Volvió a cubrirse con la manta, sólo medio cuerpo esta vez. La sangre tibia y fresca reconfortaba su cuerpo, pero todavía necesitaba descanso y para ello, tranquilidad. La antes inerte quietud del palacio ahora era interrumpida por el ruidoso llanto de la mujer.
—¿Qué... Eres? —se atrevió a preguntarle ella, aún pegada a la puerta.

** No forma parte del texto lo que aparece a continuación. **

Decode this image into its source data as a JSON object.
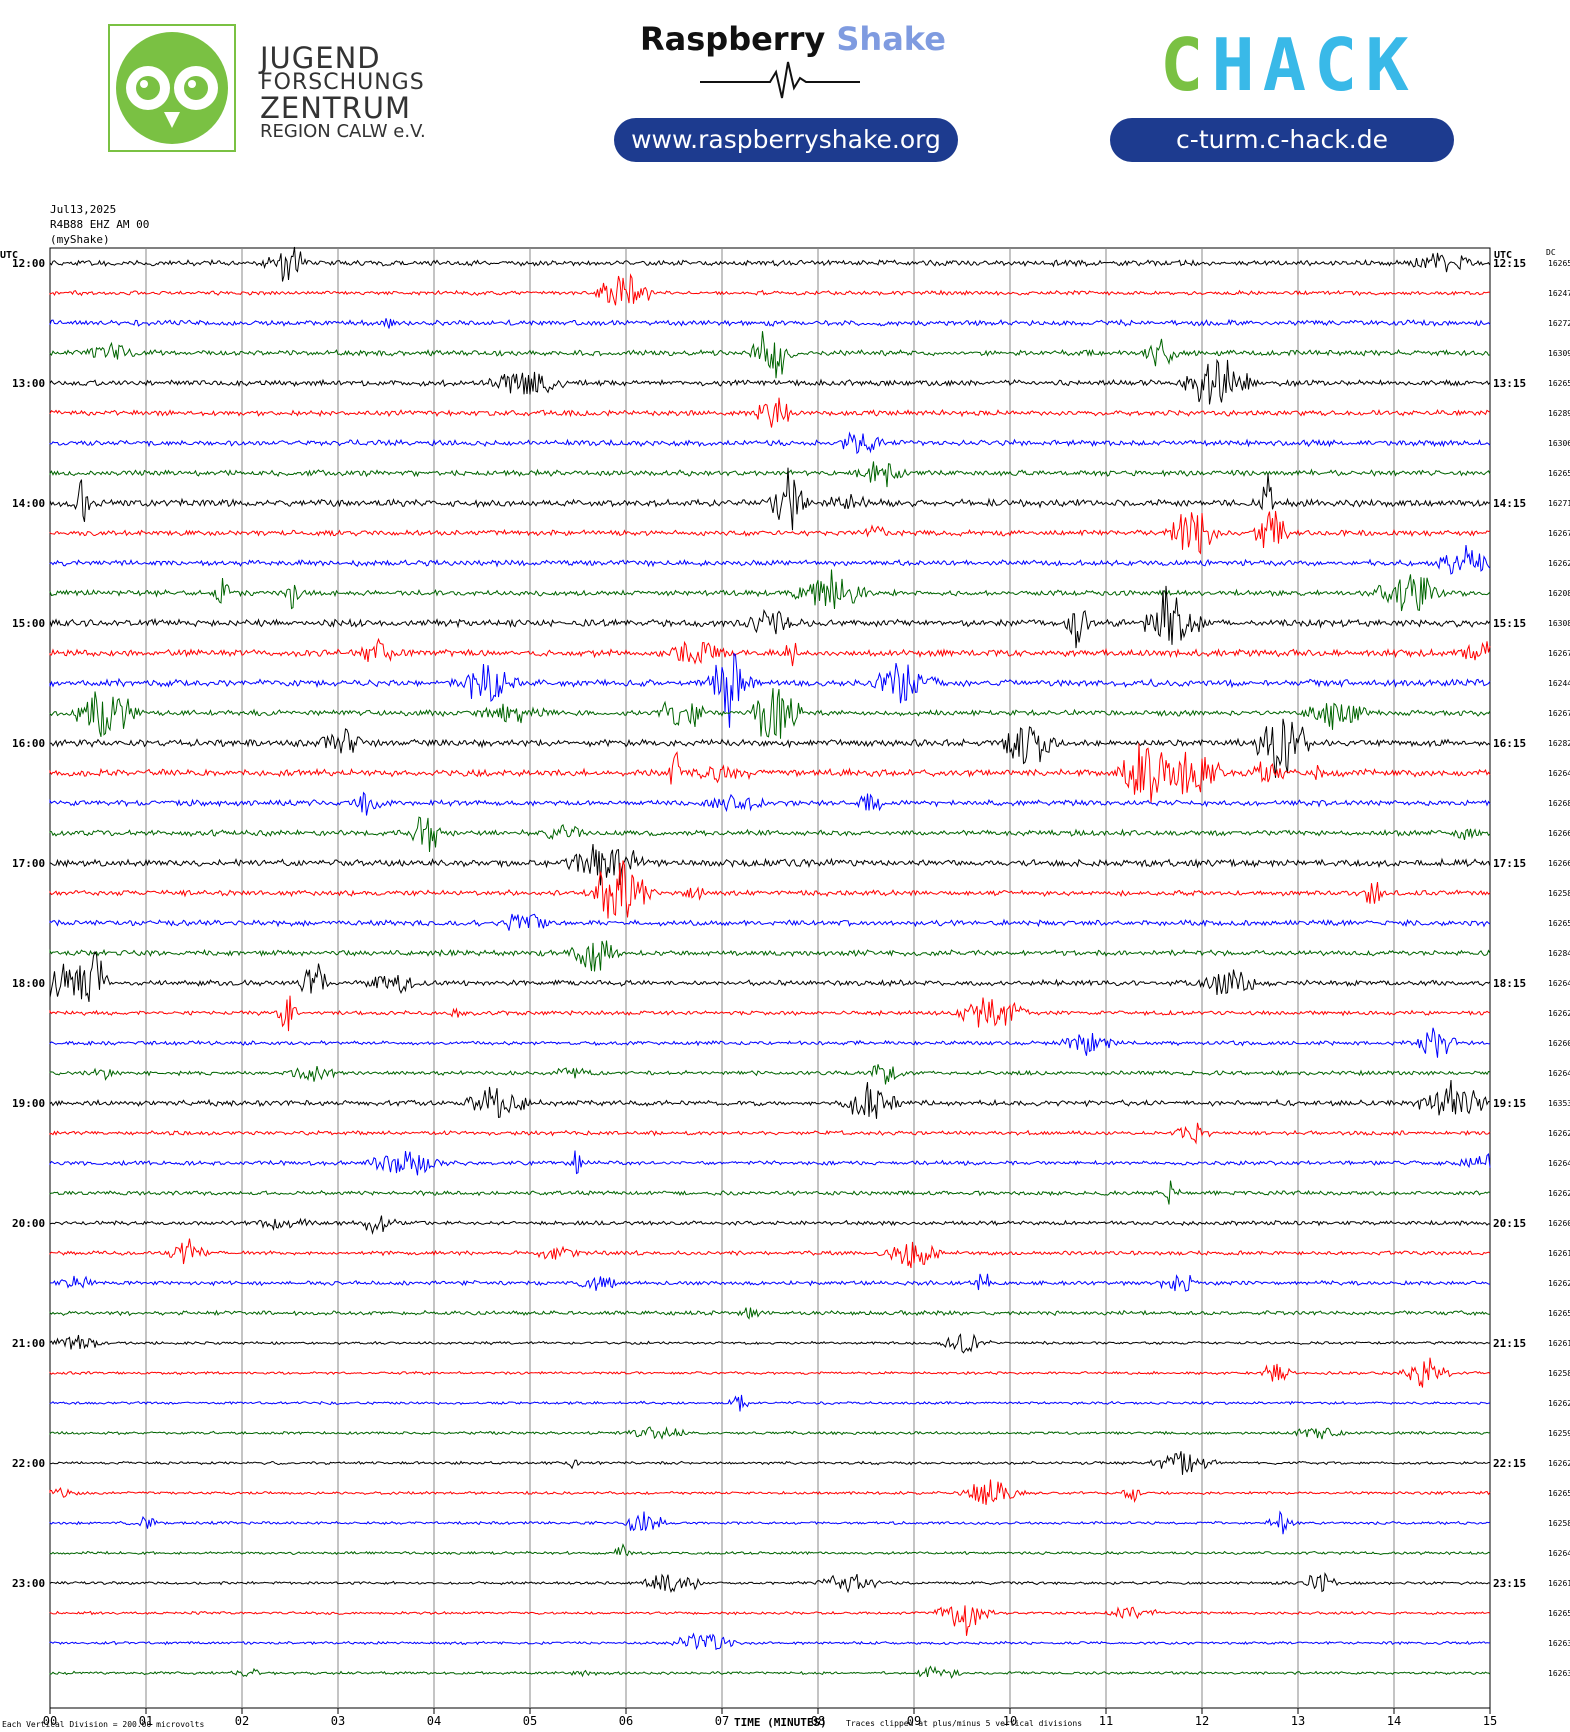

—¿Tu padre no te habló de mí?
Ella negó, para luego volver a regañarse mentalmente.
—No —dijo por fin.
—Soy una bestia, así es como él me llama y tú misma lo has comprobado ¿Qué piensas de tu padre por entregarte a alguien así?
Lis dejó de llorar. Una bestia podía devorar a un humano, pero no plantear tal tipo de preguntas. Esa criatura era algo más.
—No cuestionaré las decisiones de mi padre. Él... Él ante todo es un rey y hace lo mejor para su gente.
Desz se limitó a reír.
—Necesito descansar, así que no te atrevas a interrumpir mi sueño con tus gritos o lloriqueos. Quédate en el ala este, lo más lejos posible de esta habitación y no me molestes.
Ante un sutil movimiento de su mano se abrió la puerta. La joven escapó de los que habían sido los instantes más aterradores de toda su vida y corrió por los pasillos del palacio hasta el ala este. Sólo al llegar notó que nuevamente le obedecía, como si su cuerpo estuviera bajo el control de esa criatura. Su corazón le rogaba que cumpliera con el mandato de su amoroso padre; su cuerpo ahora le obedecía a la criatura.
Ya no quedaba nada de Lis.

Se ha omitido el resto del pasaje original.